2.2. CONTEXTO NORMATIVO

As Constituições de 34, 46, 67 e a EC 1/69 previam a edição de lei sobre o regime de prestação de serviço público sob a forma de concessão, porém essa lei nunca foi promulgada.

A Constituição de 1988, seguindo as Constituições anteriores, estabeleceu em seu art. 175 que incumbe ao Poder Público, na forma da lei, diretamente ou sob regime de concessão ou permissão, sempre através de licitação, a prestação de serviços públicos, sendo que a lei disporá sobre: o regime das empresas concessionárias e permissionárias de serviços públicos, o caráter especial de seu contrato e de sua prorrogação, bem como as condições de caducidade, fiscalização e rescisão da concessão ou permissão; os direitos dos usuários; política tarifária; e a obrigação de manter serviço adequado.

Para cumprimento do referido preceito constitucional foi editada a Lei nº 8.987/1995 que dispõe sobre o regime de concessão e permissão da prestação de serviços públicos e a Lei nº 9.074/1995 que estabelece normas para outorga e prorrogações das concessões e permissões de serviços públicos.

Diante da diversificação e peculiaridade de cada serviço público foram sendo editadas leis específicas para regular setores específicos, como a Lei nº 9.427/1996 criando a ANEEL e a Lei nº 9.472/1997 sobre Telecomunicações.

Aqui podemos visualizar a visão multifacetada do direito administrativo, conforme Carlos Ari Sundfeld cita em seu livro Direito Administrativo para Céticos, o qual tem uma lei geral que regula a concessão de serviços públicos e depois edita leis regulando a concessão de serviços públicos específicos como energia elétrica e telecomunicações.

Por último foi editada a Lei nº 11.079/2004 que instituiu normas gerais para licitação e contratação de parceria público-privada no âmbito da administração pública.
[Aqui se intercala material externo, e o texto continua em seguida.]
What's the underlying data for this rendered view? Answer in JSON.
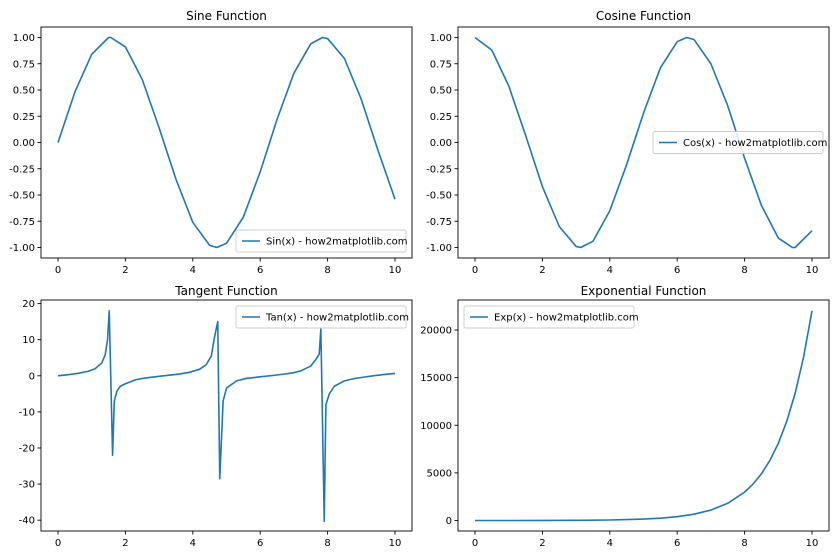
{
  "chart_data": [
    {
      "type": "line",
      "title": "Sine Function",
      "xlabel": "",
      "ylabel": "",
      "xlim": [
        0,
        10
      ],
      "ylim": [
        -1.1,
        1.1
      ],
      "xticks": [
        0,
        2,
        4,
        6,
        8,
        10
      ],
      "yticks": [
        1.0,
        0.75,
        0.5,
        0.25,
        0.0,
        -0.25,
        -0.5,
        -0.75,
        -1.0
      ],
      "ytick_labels": [
        "1.00",
        "0.75",
        "0.50",
        "0.25",
        "0.00",
        "-0.25",
        "-0.50",
        "-0.75",
        "-1.00"
      ],
      "grid": false,
      "legend_position": "lower-right",
      "series": [
        {
          "name": "Sin(x) - how2matplotlib.com",
          "color": "#1f77b4",
          "x": [
            0,
            0.5,
            1,
            1.5,
            1.57,
            2,
            2.5,
            3,
            3.5,
            4,
            4.5,
            4.71,
            5,
            5.5,
            6,
            6.5,
            7,
            7.5,
            7.85,
            8,
            8.5,
            9,
            9.5,
            10
          ],
          "y": [
            0,
            0.48,
            0.84,
            1.0,
            1.0,
            0.91,
            0.6,
            0.14,
            -0.35,
            -0.76,
            -0.98,
            -1.0,
            -0.96,
            -0.71,
            -0.28,
            0.22,
            0.66,
            0.94,
            1.0,
            0.99,
            0.8,
            0.41,
            -0.08,
            -0.54
          ]
        }
      ]
    },
    {
      "type": "line",
      "title": "Cosine Function",
      "xlabel": "",
      "ylabel": "",
      "xlim": [
        0,
        10
      ],
      "ylim": [
        -1.1,
        1.1
      ],
      "xticks": [
        0,
        2,
        4,
        6,
        8,
        10
      ],
      "yticks": [
        1.0,
        0.75,
        0.5,
        0.25,
        0.0,
        -0.25,
        -0.5,
        -0.75,
        -1.0
      ],
      "ytick_labels": [
        "1.00",
        "0.75",
        "0.50",
        "0.25",
        "0.00",
        "-0.25",
        "-0.50",
        "-0.75",
        "-1.00"
      ],
      "grid": false,
      "legend_position": "center-right",
      "series": [
        {
          "name": "Cos(x) - how2matplotlib.com",
          "color": "#1f77b4",
          "x": [
            0,
            0.5,
            1,
            1.5,
            2,
            2.5,
            3,
            3.14,
            3.5,
            4,
            4.5,
            5,
            5.5,
            6,
            6.28,
            6.5,
            7,
            7.5,
            8,
            8.5,
            9,
            9.42,
            9.5,
            10
          ],
          "y": [
            1.0,
            0.88,
            0.54,
            0.07,
            -0.42,
            -0.8,
            -0.99,
            -1.0,
            -0.94,
            -0.65,
            -0.21,
            0.28,
            0.71,
            0.96,
            1.0,
            0.98,
            0.75,
            0.35,
            -0.15,
            -0.6,
            -0.91,
            -1.0,
            -1.0,
            -0.84
          ]
        }
      ]
    },
    {
      "type": "line",
      "title": "Tangent Function",
      "xlabel": "",
      "ylabel": "",
      "xlim": [
        0,
        10
      ],
      "ylim": [
        -43,
        21
      ],
      "xticks": [
        0,
        2,
        4,
        6,
        8,
        10
      ],
      "yticks": [
        20,
        10,
        0,
        -10,
        -20,
        -30,
        -40
      ],
      "ytick_labels": [
        "20",
        "10",
        "0",
        "-10",
        "-20",
        "-30",
        "-40"
      ],
      "grid": false,
      "legend_position": "upper-right",
      "series": [
        {
          "name": "Tan(x) - how2matplotlib.com",
          "color": "#1f77b4",
          "x": [
            0,
            0.3,
            0.6,
            0.9,
            1.1,
            1.3,
            1.4,
            1.47,
            1.52,
            1.62,
            1.67,
            1.75,
            1.85,
            2.0,
            2.3,
            2.6,
            3.0,
            3.3,
            3.6,
            3.9,
            4.2,
            4.4,
            4.55,
            4.64,
            4.74,
            4.8,
            4.9,
            5.0,
            5.3,
            5.6,
            6.0,
            6.4,
            6.7,
            7.0,
            7.2,
            7.5,
            7.65,
            7.75,
            7.8,
            7.9,
            7.95,
            8.05,
            8.2,
            8.5,
            8.8,
            9.1,
            9.4,
            9.7,
            10
          ],
          "y": [
            0,
            0.31,
            0.68,
            1.26,
            1.96,
            3.6,
            5.8,
            10.0,
            18.0,
            -22.0,
            -7.0,
            -4.2,
            -2.9,
            -2.2,
            -1.1,
            -0.6,
            -0.14,
            0.16,
            0.49,
            0.97,
            1.8,
            3.1,
            5.5,
            10.5,
            15.0,
            -28.5,
            -7.0,
            -3.4,
            -1.4,
            -0.7,
            -0.29,
            0.12,
            0.46,
            0.87,
            1.34,
            2.7,
            4.5,
            6.0,
            13.0,
            -40.3,
            -8.0,
            -5.0,
            -2.9,
            -1.4,
            -0.75,
            -0.34,
            0.06,
            0.38,
            0.65
          ]
        }
      ]
    },
    {
      "type": "line",
      "title": "Exponential Function",
      "xlabel": "",
      "ylabel": "",
      "xlim": [
        0,
        10
      ],
      "ylim": [
        -1100,
        23150
      ],
      "xticks": [
        0,
        2,
        4,
        6,
        8,
        10
      ],
      "yticks": [
        20000,
        15000,
        10000,
        5000,
        0
      ],
      "ytick_labels": [
        "20000",
        "15000",
        "10000",
        "5000",
        "0"
      ],
      "grid": false,
      "legend_position": "upper-left",
      "series": [
        {
          "name": "Exp(x) - how2matplotlib.com",
          "color": "#1f77b4",
          "x": [
            0,
            1,
            2,
            3,
            4,
            5,
            5.5,
            6,
            6.5,
            7,
            7.5,
            8,
            8.25,
            8.5,
            8.75,
            9,
            9.25,
            9.5,
            9.75,
            10
          ],
          "y": [
            1,
            2.7,
            7.4,
            20,
            55,
            148,
            245,
            403,
            665,
            1097,
            1808,
            2981,
            3827,
            4915,
            6311,
            8103,
            10405,
            13360,
            17154,
            22026
          ]
        }
      ]
    }
  ]
}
As parcerias público-privadas podem ser enquadradas na segunda tendência do Direito Administrativo que é a participação popular, na qual o particular, que detém poder econômico, se une ao Estado para prestação de serviço público que lhe renda vantagens econômicas, não se interessando por serviços não lucrativos que são suportados única e exclusivamente pelo Estado, que se incumbe de fazer o trabalho sujo ou melhor, prestar o serviço público sujo.

3. CLASSIFICAÇÃO

José dos Santos Carvalho Filho divide as concessões de serviço público em comuns e especiais, sendo que as comuns reguladas pela Lei nº 8.987/95, se subdividem em concessões de serviços públicos simples e concessões de serviços públicos precedidas da execução de obra pública. Já as especiais, reguladas pela Lei nº 11.079/04, se subdividem em concessões patrocinadas e concessões administrativas.

Celso Antônio Bandeira de Melo, apesar de citar a classificação concessão precedida e não precedida de obra pública e concessões administrativas e patrocinadas, faz críticas a ambas classificações.
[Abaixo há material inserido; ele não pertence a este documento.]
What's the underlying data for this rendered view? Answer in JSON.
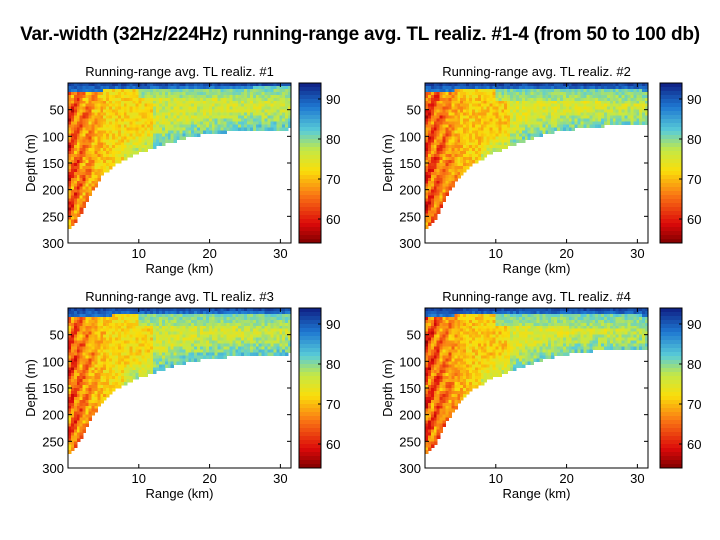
{
  "figure": {
    "title": "Var.-width (32Hz/224Hz) running-range avg. TL realiz. #1-4 (from 50 to 100 db)"
  },
  "chart_data": [
    {
      "type": "heatmap",
      "title": "Running-range avg. TL realiz. #1",
      "xlabel": "Range (km)",
      "ylabel": "Depth (m)",
      "xlim": [
        0,
        31.5
      ],
      "ylim": [
        300,
        0
      ],
      "xticks": [
        "10",
        "20",
        "30"
      ],
      "yticks": [
        "50",
        "100",
        "150",
        "200",
        "250",
        "300"
      ],
      "colorbar": {
        "range": [
          54,
          94
        ],
        "ticks": [
          "60",
          "70",
          "80",
          "90"
        ]
      },
      "field_boundary_depth_m": [
        [
          0.3,
          272
        ],
        [
          1,
          262
        ],
        [
          2,
          240
        ],
        [
          3,
          212
        ],
        [
          5,
          170
        ],
        [
          7,
          150
        ],
        [
          10,
          130
        ],
        [
          14,
          113
        ],
        [
          18,
          98
        ],
        [
          22,
          92
        ],
        [
          26,
          88
        ],
        [
          31.5,
          86
        ]
      ],
      "surface_layer_depth_m": [
        [
          0,
          18
        ],
        [
          6,
          13
        ],
        [
          15,
          9
        ],
        [
          31.5,
          8
        ]
      ],
      "upper_duct_depth_m": [
        [
          12,
          30
        ],
        [
          20,
          30
        ],
        [
          31.5,
          32
        ]
      ],
      "mid_depth_level_db": 72
    },
    {
      "type": "heatmap",
      "title": "Running-range avg. TL realiz. #2",
      "xlabel": "Range (km)",
      "ylabel": "Depth (m)",
      "xlim": [
        0,
        31.5
      ],
      "ylim": [
        300,
        0
      ],
      "xticks": [
        "10",
        "20",
        "30"
      ],
      "yticks": [
        "50",
        "100",
        "150",
        "200",
        "250",
        "300"
      ],
      "colorbar": {
        "range": [
          54,
          94
        ],
        "ticks": [
          "60",
          "70",
          "80",
          "90"
        ]
      },
      "field_boundary_depth_m": [
        [
          0.3,
          272
        ],
        [
          1,
          264
        ],
        [
          2,
          240
        ],
        [
          3,
          212
        ],
        [
          5,
          172
        ],
        [
          7,
          150
        ],
        [
          10,
          128
        ],
        [
          14,
          108
        ],
        [
          18,
          92
        ],
        [
          22,
          84
        ],
        [
          26,
          80
        ],
        [
          31.5,
          78
        ]
      ],
      "surface_layer_depth_m": [
        [
          0,
          16
        ],
        [
          8,
          12
        ],
        [
          18,
          12
        ],
        [
          31.5,
          14
        ]
      ],
      "upper_duct_depth_m": [
        [
          10,
          32
        ],
        [
          20,
          33
        ],
        [
          31.5,
          40
        ]
      ],
      "mid_depth_level_db": 71
    },
    {
      "type": "heatmap",
      "title": "Running-range avg. TL realiz. #3",
      "xlabel": "Range (km)",
      "ylabel": "Depth (m)",
      "xlim": [
        0,
        31.5
      ],
      "ylim": [
        300,
        0
      ],
      "xticks": [
        "10",
        "20",
        "30"
      ],
      "yticks": [
        "50",
        "100",
        "150",
        "200",
        "250",
        "300"
      ],
      "colorbar": {
        "range": [
          54,
          94
        ],
        "ticks": [
          "60",
          "70",
          "80",
          "90"
        ]
      },
      "field_boundary_depth_m": [
        [
          0.3,
          272
        ],
        [
          1,
          262
        ],
        [
          2,
          240
        ],
        [
          3,
          212
        ],
        [
          5,
          172
        ],
        [
          7,
          150
        ],
        [
          10,
          130
        ],
        [
          14,
          112
        ],
        [
          18,
          98
        ],
        [
          22,
          92
        ],
        [
          26,
          88
        ],
        [
          31.5,
          86
        ]
      ],
      "surface_layer_depth_m": [
        [
          0,
          18
        ],
        [
          6,
          14
        ],
        [
          15,
          10
        ],
        [
          31.5,
          10
        ]
      ],
      "upper_duct_depth_m": [
        [
          12,
          32
        ],
        [
          20,
          34
        ],
        [
          31.5,
          40
        ]
      ],
      "mid_depth_level_db": 72
    },
    {
      "type": "heatmap",
      "title": "Running-range avg. TL realiz. #4",
      "xlabel": "Range (km)",
      "ylabel": "Depth (m)",
      "xlim": [
        0,
        31.5
      ],
      "ylim": [
        300,
        0
      ],
      "xticks": [
        "10",
        "20",
        "30"
      ],
      "yticks": [
        "50",
        "100",
        "150",
        "200",
        "250",
        "300"
      ],
      "colorbar": {
        "range": [
          54,
          94
        ],
        "ticks": [
          "60",
          "70",
          "80",
          "90"
        ]
      },
      "field_boundary_depth_m": [
        [
          0.3,
          272
        ],
        [
          1,
          264
        ],
        [
          2,
          242
        ],
        [
          3,
          214
        ],
        [
          5,
          174
        ],
        [
          7,
          150
        ],
        [
          10,
          128
        ],
        [
          14,
          108
        ],
        [
          18,
          92
        ],
        [
          22,
          82
        ],
        [
          26,
          78
        ],
        [
          31.5,
          76
        ]
      ],
      "surface_layer_depth_m": [
        [
          0,
          16
        ],
        [
          8,
          12
        ],
        [
          18,
          12
        ],
        [
          31.5,
          14
        ]
      ],
      "upper_duct_depth_m": [
        [
          10,
          34
        ],
        [
          20,
          36
        ],
        [
          31.5,
          44
        ]
      ],
      "mid_depth_level_db": 71
    }
  ]
}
Em relação aos conceitos – concessão precedida e não precedida de obra pública – diz que padecem de qualidade técnica lastimável, concluindo que é melhor ignorar o conceito de concessão de serviço público não precedido de obra pública, tomando-o como um dispositivo cujo préstimo é o de indicar requisitos de válida formação de uma concessão de serviço público, sendo que em relação à concessão de serviços públicos precedidas de obra pública, devem ser feitos equivalentes reparos, esclarecendo que sob tal designação normativa estão impropriamente compreendidas ora uma concessão de serviço público, ora uma concessão de obra pública, conforme se trate de “delegação” para explorar serviço ou “delegação” para explorar obra, objetos perfeitamente distintos e discerníveis.
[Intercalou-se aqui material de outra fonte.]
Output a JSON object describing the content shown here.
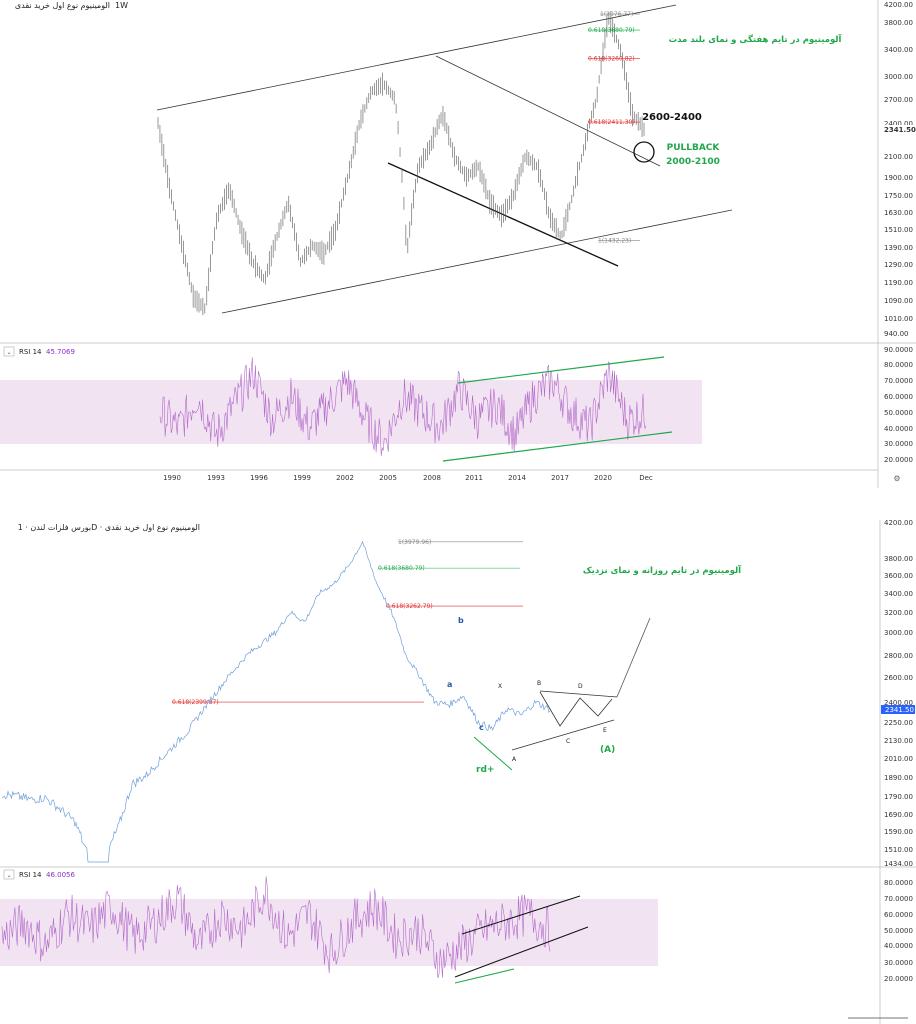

Em relação às Parcerias Público Privadas, diz que:

“Assim, percebe-se que o que a lei visa, na verdade, por meios transversos, não confessados, é a realizar um simples contrato de prestação de serviços – e não uma concessão -, segundo um regime diferenciado e muito mais vantajoso para o contratado que o regime geral dos contratos. Ou seja: quer ensejar aos contratantes privados (ou parceiros), nas “concessões” administrativas tanto como nas patrocinadas, vantagens e garantias capazes de atender aos mais venturosos sonhos de qualquer contratado. Pretendeu atribuir-lhes os benefícios a seguir indicados, e que existem tanto na concessão administrativa quanto na concessão patrocinada, assim como também ofertou aos seus financiadores benefícios surpreendentes.”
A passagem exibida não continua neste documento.